Gerakan Infaq Beras nya Kiyai Luqmanulhakim Ashabul Yamin pernah dikomenin. Kenapa ngasih beras ke pondok-pondok yatim penghafal Al Quran, nanti pondok jadi manja. Kiyainya jadi gak kerja.

Kenyataannya, begitu beras sudah tercukupi, kiyainya tenang, jadi bisa mikir ke nanam lombok, bikin empang, bangun peternakan. Karena beras sudah aman.

Tantangan pondok gratisan itu beras. Beras itu sudah kayak nyawanya santri. Gak ada beras, kiyai pusing 7 keliling. Makanya kami support beras. Hampir 500 ton per bulan. Ke ribuan pondok se Indonesia.

Begitu juga Berkah Box, kenapa kok bantuanya bagi-bagi nasi box. Ngasih makan. Apa gak manja nantinya? Malah malas kerja?

Konsep kami, kenyangkan dulu. Baru ajak bicara.

Perutnya dijamin dulu, baru bicara pelatihan, baru bicara pertumbuhan karakter.

Ini orang miskin akut dikasih pelatihan bikin roti. Dikasih oven sama terigu. Ya habis lah. Terigunya dimakan, ovennya dijual. Mana bisa segmen miskin akut harus nunggu putaran cash dari jualan roti. Lagian jualnya gimana juga, gak ada outletnya.

Masyarakat miskin akut dikasih modal ternak sapi. Itu sapi cashflow setahun sekali pas qurban. Ya dijual lah si anakan sapinya ke tetangga yang lain. Gagal pemberdayaan. Mereka setiap hari butuh makan.

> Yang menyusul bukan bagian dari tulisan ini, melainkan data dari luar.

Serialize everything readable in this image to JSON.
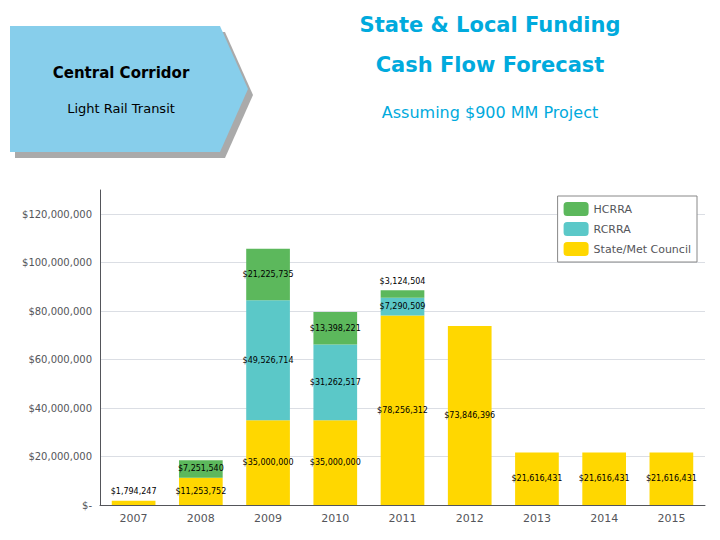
{
  "chart_data": {
    "type": "bar",
    "title": "State & Local Funding\nCash Flow Forecast",
    "subtitle": "Assuming $900 MM Project",
    "annotations": [
      "Central Corridor",
      "Light Rail Transit"
    ],
    "categories": [
      "2007",
      "2008",
      "2009",
      "2010",
      "2011",
      "2012",
      "2013",
      "2014",
      "2015"
    ],
    "series": [
      {
        "name": "State/Met Council",
        "color": "#ffd700",
        "values": [
          1794247,
          11253752,
          35000000,
          35000000,
          78256312,
          73846396,
          21616431,
          21616431,
          21616431
        ],
        "value_labels": [
          "$1,794,247",
          "$11,253,752",
          "$35,000,000",
          "$35,000,000",
          "$78,256,312",
          "$73,846,396",
          "$21,616,431",
          "$21,616,431",
          "$21,616,431"
        ]
      },
      {
        "name": "RCRRA",
        "color": "#5bc8c8",
        "values": [
          0,
          0,
          49526714,
          31262517,
          7290509,
          0,
          0,
          0,
          0
        ],
        "value_labels": [
          null,
          null,
          "$49,526,714",
          "$31,262,517",
          "$7,290,509",
          null,
          null,
          null,
          null
        ]
      },
      {
        "name": "HCRRA",
        "color": "#5cb85c",
        "values": [
          0,
          7251540,
          21225735,
          13398221,
          3124504,
          0,
          0,
          0,
          0
        ],
        "value_labels": [
          null,
          "$7,251,540",
          "$21,225,735",
          "$13,398,221",
          "$3,124,504",
          null,
          null,
          null,
          null
        ]
      }
    ],
    "stacked": true,
    "data_labels": true,
    "ylim": [
      0,
      130000000
    ],
    "yticks": [
      {
        "value": 0,
        "label": "$-"
      },
      {
        "value": 20000000,
        "label": "$20,000,000"
      },
      {
        "value": 40000000,
        "label": "$40,000,000"
      },
      {
        "value": 60000000,
        "label": "$60,000,000"
      },
      {
        "value": 80000000,
        "label": "$80,000,000"
      },
      {
        "value": 100000000,
        "label": "$100,000,000"
      },
      {
        "value": 120000000,
        "label": "$120,000,000"
      }
    ],
    "grid": true,
    "legend": "upper right"
  }
}
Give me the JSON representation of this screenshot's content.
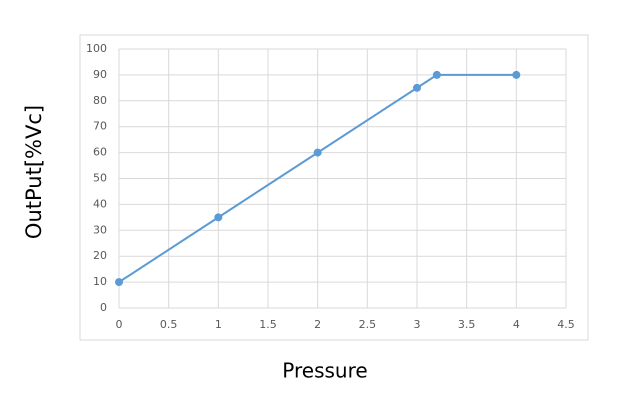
{
  "chart_data": {
    "type": "line",
    "x_label": "Pressure",
    "y_label": "OutPut[%Vc]",
    "x": [
      0,
      1,
      2,
      3,
      3.2,
      4
    ],
    "series": [
      {
        "color": "#5b9bd5",
        "values": [
          10,
          35,
          60,
          85,
          90,
          90
        ]
      }
    ],
    "xlim": [
      0,
      4.5
    ],
    "xticks": [
      0,
      0.5,
      1,
      1.5,
      2,
      2.5,
      3,
      3.5,
      4,
      4.5
    ],
    "ylim": [
      0,
      100
    ],
    "yticks": [
      0,
      10,
      20,
      30,
      40,
      50,
      60,
      70,
      80,
      90,
      100
    ],
    "grid": true
  }
}
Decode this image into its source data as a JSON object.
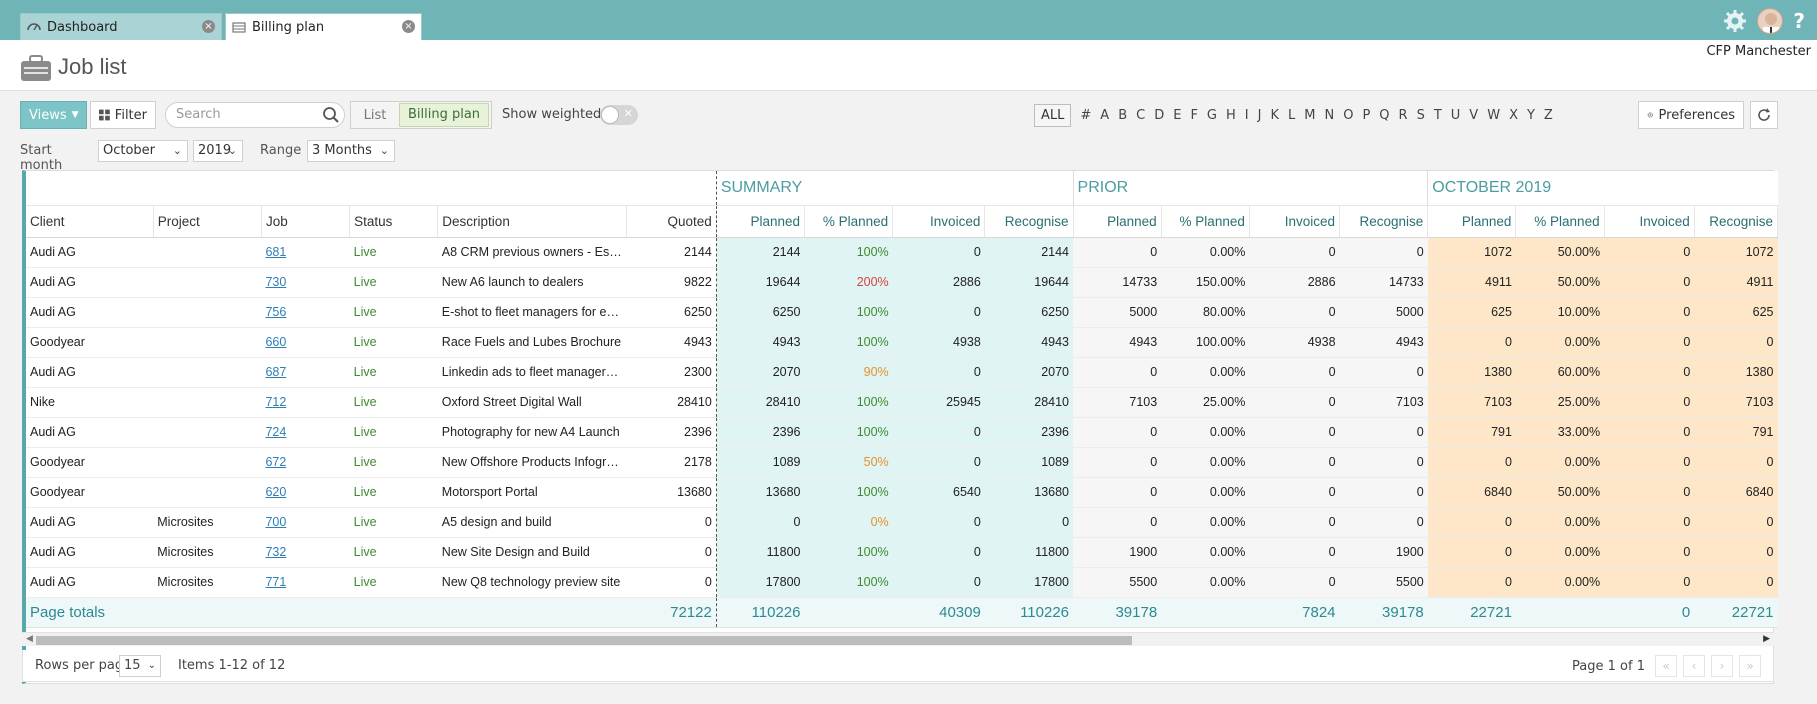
{
  "tabs": [
    {
      "label": "Dashboard",
      "icon": "speedometer-icon"
    },
    {
      "label": "Billing plan",
      "icon": "billing-icon"
    }
  ],
  "header": {
    "title": "Job list",
    "company": "CFP Manchester"
  },
  "toolbar": {
    "views_label": "Views",
    "filter_label": "Filter",
    "search_placeholder": "Search",
    "seg_list": "List",
    "seg_billing": "Billing plan",
    "show_weighted": "Show weighted",
    "weighted_on": false,
    "alpha_all": "ALL",
    "alpha": [
      "#",
      "A",
      "B",
      "C",
      "D",
      "E",
      "F",
      "G",
      "H",
      "I",
      "J",
      "K",
      "L",
      "M",
      "N",
      "O",
      "P",
      "Q",
      "R",
      "S",
      "T",
      "U",
      "V",
      "W",
      "X",
      "Y",
      "Z"
    ],
    "preferences_label": "Preferences"
  },
  "filters": {
    "start_month_label": "Start month",
    "start_month": "October",
    "year": "2019",
    "range_label": "Range",
    "range": "3 Months"
  },
  "grid": {
    "groups": {
      "summary": "SUMMARY",
      "prior": "PRIOR",
      "october": "OCTOBER 2019"
    },
    "columns": {
      "client": "Client",
      "project": "Project",
      "job": "Job",
      "status": "Status",
      "description": "Description",
      "quoted": "Quoted",
      "planned": "Planned",
      "pct_planned": "% Planned",
      "invoiced": "Invoiced",
      "recognise": "Recognise"
    },
    "rows": [
      {
        "client": "Audi AG",
        "project": "",
        "job": "681",
        "status": "Live",
        "description": "A8 CRM previous owners - Esh…",
        "quoted": "2144",
        "s_planned": "2144",
        "s_pct": "100%",
        "s_pct_color": "green",
        "s_invoiced": "0",
        "s_recognise": "2144",
        "p_planned": "0",
        "p_pct": "0.00%",
        "p_invoiced": "0",
        "p_recognise": "0",
        "o_planned": "1072",
        "o_pct": "50.00%",
        "o_invoiced": "0",
        "o_recognise": "1072"
      },
      {
        "client": "Audi AG",
        "project": "",
        "job": "730",
        "status": "Live",
        "description": "New A6 launch to dealers",
        "quoted": "9822",
        "s_planned": "19644",
        "s_pct": "200%",
        "s_pct_color": "red",
        "s_invoiced": "2886",
        "s_recognise": "19644",
        "p_planned": "14733",
        "p_pct": "150.00%",
        "p_invoiced": "2886",
        "p_recognise": "14733",
        "o_planned": "4911",
        "o_pct": "50.00%",
        "o_invoiced": "0",
        "o_recognise": "4911"
      },
      {
        "client": "Audi AG",
        "project": "",
        "job": "756",
        "status": "Live",
        "description": "E-shot to fleet managers for e…",
        "quoted": "6250",
        "s_planned": "6250",
        "s_pct": "100%",
        "s_pct_color": "green",
        "s_invoiced": "0",
        "s_recognise": "6250",
        "p_planned": "5000",
        "p_pct": "80.00%",
        "p_invoiced": "0",
        "p_recognise": "5000",
        "o_planned": "625",
        "o_pct": "10.00%",
        "o_invoiced": "0",
        "o_recognise": "625"
      },
      {
        "client": "Goodyear",
        "project": "",
        "job": "660",
        "status": "Live",
        "description": "Race Fuels and Lubes Brochure",
        "quoted": "4943",
        "s_planned": "4943",
        "s_pct": "100%",
        "s_pct_color": "green",
        "s_invoiced": "4938",
        "s_recognise": "4943",
        "p_planned": "4943",
        "p_pct": "100.00%",
        "p_invoiced": "4938",
        "p_recognise": "4943",
        "o_planned": "0",
        "o_pct": "0.00%",
        "o_invoiced": "0",
        "o_recognise": "0"
      },
      {
        "client": "Audi AG",
        "project": "",
        "job": "687",
        "status": "Live",
        "description": "Linkedin ads to fleet manager…",
        "quoted": "2300",
        "s_planned": "2070",
        "s_pct": "90%",
        "s_pct_color": "orange",
        "s_invoiced": "0",
        "s_recognise": "2070",
        "p_planned": "0",
        "p_pct": "0.00%",
        "p_invoiced": "0",
        "p_recognise": "0",
        "o_planned": "1380",
        "o_pct": "60.00%",
        "o_invoiced": "0",
        "o_recognise": "1380"
      },
      {
        "client": "Nike",
        "project": "",
        "job": "712",
        "status": "Live",
        "description": "Oxford Street Digital Wall",
        "quoted": "28410",
        "s_planned": "28410",
        "s_pct": "100%",
        "s_pct_color": "green",
        "s_invoiced": "25945",
        "s_recognise": "28410",
        "p_planned": "7103",
        "p_pct": "25.00%",
        "p_invoiced": "0",
        "p_recognise": "7103",
        "o_planned": "7103",
        "o_pct": "25.00%",
        "o_invoiced": "0",
        "o_recognise": "7103"
      },
      {
        "client": "Audi AG",
        "project": "",
        "job": "724",
        "status": "Live",
        "description": "Photography for new A4 Launch",
        "quoted": "2396",
        "s_planned": "2396",
        "s_pct": "100%",
        "s_pct_color": "green",
        "s_invoiced": "0",
        "s_recognise": "2396",
        "p_planned": "0",
        "p_pct": "0.00%",
        "p_invoiced": "0",
        "p_recognise": "0",
        "o_planned": "791",
        "o_pct": "33.00%",
        "o_invoiced": "0",
        "o_recognise": "791"
      },
      {
        "client": "Goodyear",
        "project": "",
        "job": "672",
        "status": "Live",
        "description": "New Offshore Products Infogr…",
        "quoted": "2178",
        "s_planned": "1089",
        "s_pct": "50%",
        "s_pct_color": "orange",
        "s_invoiced": "0",
        "s_recognise": "1089",
        "p_planned": "0",
        "p_pct": "0.00%",
        "p_invoiced": "0",
        "p_recognise": "0",
        "o_planned": "0",
        "o_pct": "0.00%",
        "o_invoiced": "0",
        "o_recognise": "0"
      },
      {
        "client": "Goodyear",
        "project": "",
        "job": "620",
        "status": "Live",
        "description": "Motorsport Portal",
        "quoted": "13680",
        "s_planned": "13680",
        "s_pct": "100%",
        "s_pct_color": "green",
        "s_invoiced": "6540",
        "s_recognise": "13680",
        "p_planned": "0",
        "p_pct": "0.00%",
        "p_invoiced": "0",
        "p_recognise": "0",
        "o_planned": "6840",
        "o_pct": "50.00%",
        "o_invoiced": "0",
        "o_recognise": "6840"
      },
      {
        "client": "Audi AG",
        "project": "Microsites",
        "job": "700",
        "status": "Live",
        "description": "A5 design and build",
        "quoted": "0",
        "s_planned": "0",
        "s_pct": "0%",
        "s_pct_color": "orange",
        "s_invoiced": "0",
        "s_recognise": "0",
        "p_planned": "0",
        "p_pct": "0.00%",
        "p_invoiced": "0",
        "p_recognise": "0",
        "o_planned": "0",
        "o_pct": "0.00%",
        "o_invoiced": "0",
        "o_recognise": "0"
      },
      {
        "client": "Audi AG",
        "project": "Microsites",
        "job": "732",
        "status": "Live",
        "description": "New Site Design and Build",
        "quoted": "0",
        "s_planned": "11800",
        "s_pct": "100%",
        "s_pct_color": "green",
        "s_invoiced": "0",
        "s_recognise": "11800",
        "p_planned": "1900",
        "p_pct": "0.00%",
        "p_invoiced": "0",
        "p_recognise": "1900",
        "o_planned": "0",
        "o_pct": "0.00%",
        "o_invoiced": "0",
        "o_recognise": "0"
      },
      {
        "client": "Audi AG",
        "project": "Microsites",
        "job": "771",
        "status": "Live",
        "description": "New Q8 technology preview site",
        "quoted": "0",
        "s_planned": "17800",
        "s_pct": "100%",
        "s_pct_color": "green",
        "s_invoiced": "0",
        "s_recognise": "17800",
        "p_planned": "5500",
        "p_pct": "0.00%",
        "p_invoiced": "0",
        "p_recognise": "5500",
        "o_planned": "0",
        "o_pct": "0.00%",
        "o_invoiced": "0",
        "o_recognise": "0"
      }
    ],
    "totals": {
      "label": "Page totals",
      "quoted": "72122",
      "s_planned": "110226",
      "s_invoiced": "40309",
      "s_recognise": "110226",
      "p_planned": "39178",
      "p_invoiced": "7824",
      "p_recognise": "39178",
      "o_planned": "22721",
      "o_invoiced": "0",
      "o_recognise": "22721"
    }
  },
  "pager": {
    "rows_per_page_label": "Rows per page",
    "rows_per_page": "15",
    "items_text": "Items 1-12 of 12",
    "page_text": "Page 1 of 1"
  },
  "colors": {
    "accent": "#6fb5b8",
    "summary_bg": "#dff4f3",
    "october_bg": "#fde7c8",
    "live": "#3f8a2f",
    "pct_red": "#d64242",
    "pct_orange": "#e5932a",
    "link": "#2d7fb8"
  }
}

Mau ngasih pelatihan karakter ke orang yang lagi lapar. gimana mau masuk kedalam hati dan kepala? Kenyangkan dulu perutnya, baru ajak belajar. InsyaAllah nyambung.

Belajarlah dari NU. Organisasi besar negeri ini. Setiap pengajian ada nasi berkat, kenduri, makan-makan. Itu SOP ulama : kenyangkan dulu ummat, baru ajak ngobrol.

Hari ini kita harus sadar, akses pendidikan gak fair ke semua lapis anak bangsa. Akses informasi juga demikian. Akses nutrisi bergizi apalagi.

Maka janganlah kita berteori :

"salah sendiri miskin, males sih, gak tekun sih, bodoh sih, pengangguran sih."

Gini aja, coba aja tukar tempat, Anda sama segmen miskin itu.

Sorry ya... Mungkin gak semua.

Kita yang hari ini bisa ngenyam pendidikan tinggi, bisa berpenghasilan, itu kenapa?

Relatif lahir dari keluarga cukup bahkan kaya.
Relatif hidup dalam cukup bahkan lebih.
Relatif kita taqdirnya hidup di lingkungan yang mendukung.

Maka janganlah terlalu liberal melihat persaingan hidup, bahwa yang miskin biarlah miskin. Itu konsekuensi. Yang kaya ya memang wajar berhasil karena berkarya.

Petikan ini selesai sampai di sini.